Bascot had tried, with difficulty, to raise Benjamin up, but the boy had looked at him with his soft brown eyes, moved his lips once in an attempt to speak and died. A moment later the pirate vessel was pitching and tossing in its own death throes and Bascot was thrown into the raging torrent of the sea. He remembered no more until the next day, when he found himself on an empty strand of shore, his body lying half-in and half-out of the receding waves. Like flotsam he had been thrown up on the beach with other bits of wreckage from the pirate ship. It had been there, his ankle smashed and his lungs full of seawater, that some fishermen had found him and taken him to their village. They cared for him until he could be removed to the Templar hospital on the island of Cyprus. The following months were misty in his memory, a blur of pain and fevered images, but he had not forgotten Benjamin, or the look on his face as he had died.

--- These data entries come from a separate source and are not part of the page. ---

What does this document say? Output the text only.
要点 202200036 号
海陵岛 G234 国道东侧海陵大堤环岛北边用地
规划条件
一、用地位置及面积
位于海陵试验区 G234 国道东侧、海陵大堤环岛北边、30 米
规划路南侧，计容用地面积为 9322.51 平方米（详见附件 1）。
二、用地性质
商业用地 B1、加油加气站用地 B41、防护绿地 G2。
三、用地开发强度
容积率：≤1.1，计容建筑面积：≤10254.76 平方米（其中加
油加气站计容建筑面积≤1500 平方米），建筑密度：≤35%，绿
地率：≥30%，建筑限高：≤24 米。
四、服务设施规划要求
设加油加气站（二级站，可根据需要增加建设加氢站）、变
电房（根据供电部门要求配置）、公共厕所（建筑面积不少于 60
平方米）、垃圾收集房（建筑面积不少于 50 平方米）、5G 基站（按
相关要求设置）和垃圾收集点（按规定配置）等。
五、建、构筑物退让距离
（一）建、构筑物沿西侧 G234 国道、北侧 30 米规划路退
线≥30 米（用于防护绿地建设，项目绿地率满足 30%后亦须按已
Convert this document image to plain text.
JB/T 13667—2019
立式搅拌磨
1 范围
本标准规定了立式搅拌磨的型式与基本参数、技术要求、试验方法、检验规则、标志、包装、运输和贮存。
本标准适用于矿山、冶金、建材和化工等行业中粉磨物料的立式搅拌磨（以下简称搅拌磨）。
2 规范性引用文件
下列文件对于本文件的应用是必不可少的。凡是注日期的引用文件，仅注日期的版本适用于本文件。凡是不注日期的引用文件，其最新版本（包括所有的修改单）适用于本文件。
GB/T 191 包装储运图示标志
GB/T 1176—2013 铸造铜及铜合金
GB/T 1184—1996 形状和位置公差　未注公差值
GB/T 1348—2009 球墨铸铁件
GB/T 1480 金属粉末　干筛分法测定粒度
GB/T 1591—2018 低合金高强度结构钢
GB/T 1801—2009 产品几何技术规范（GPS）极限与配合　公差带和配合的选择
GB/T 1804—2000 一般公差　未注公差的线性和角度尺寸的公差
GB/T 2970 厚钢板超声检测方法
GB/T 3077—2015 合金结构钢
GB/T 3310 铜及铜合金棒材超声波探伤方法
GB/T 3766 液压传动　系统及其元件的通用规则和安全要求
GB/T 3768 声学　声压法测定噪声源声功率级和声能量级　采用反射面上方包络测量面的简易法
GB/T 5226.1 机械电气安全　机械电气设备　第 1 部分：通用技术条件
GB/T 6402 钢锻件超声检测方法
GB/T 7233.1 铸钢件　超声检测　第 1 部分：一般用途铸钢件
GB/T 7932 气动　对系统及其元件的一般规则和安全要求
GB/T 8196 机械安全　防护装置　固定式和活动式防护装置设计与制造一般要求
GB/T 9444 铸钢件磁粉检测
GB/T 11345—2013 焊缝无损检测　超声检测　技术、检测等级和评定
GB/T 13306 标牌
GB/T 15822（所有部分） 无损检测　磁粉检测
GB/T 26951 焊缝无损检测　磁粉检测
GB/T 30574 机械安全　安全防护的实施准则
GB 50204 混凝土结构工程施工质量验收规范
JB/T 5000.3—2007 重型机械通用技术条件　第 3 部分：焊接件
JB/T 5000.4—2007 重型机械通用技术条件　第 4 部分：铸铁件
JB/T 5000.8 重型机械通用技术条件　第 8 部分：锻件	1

Bascot saw that look now, in his mind’s eye, and murmured a prayer for the soul of the dead Jew. It might be blasphemy to do so, but if Benjamin had not freed his leg, at the cost of his own life, Bascot would not be alive now. He pushed his face into the stone. If he had been spared it must have been for a purpose. Was it for this night’s vigil, this catching of a killer? Would the murderer even come? Had he been wrong in his assumptions, was the person he believed responsible for all those deaths innocent of it all? Was it another, even now sleeping the untroubled sleep of those without a conscience?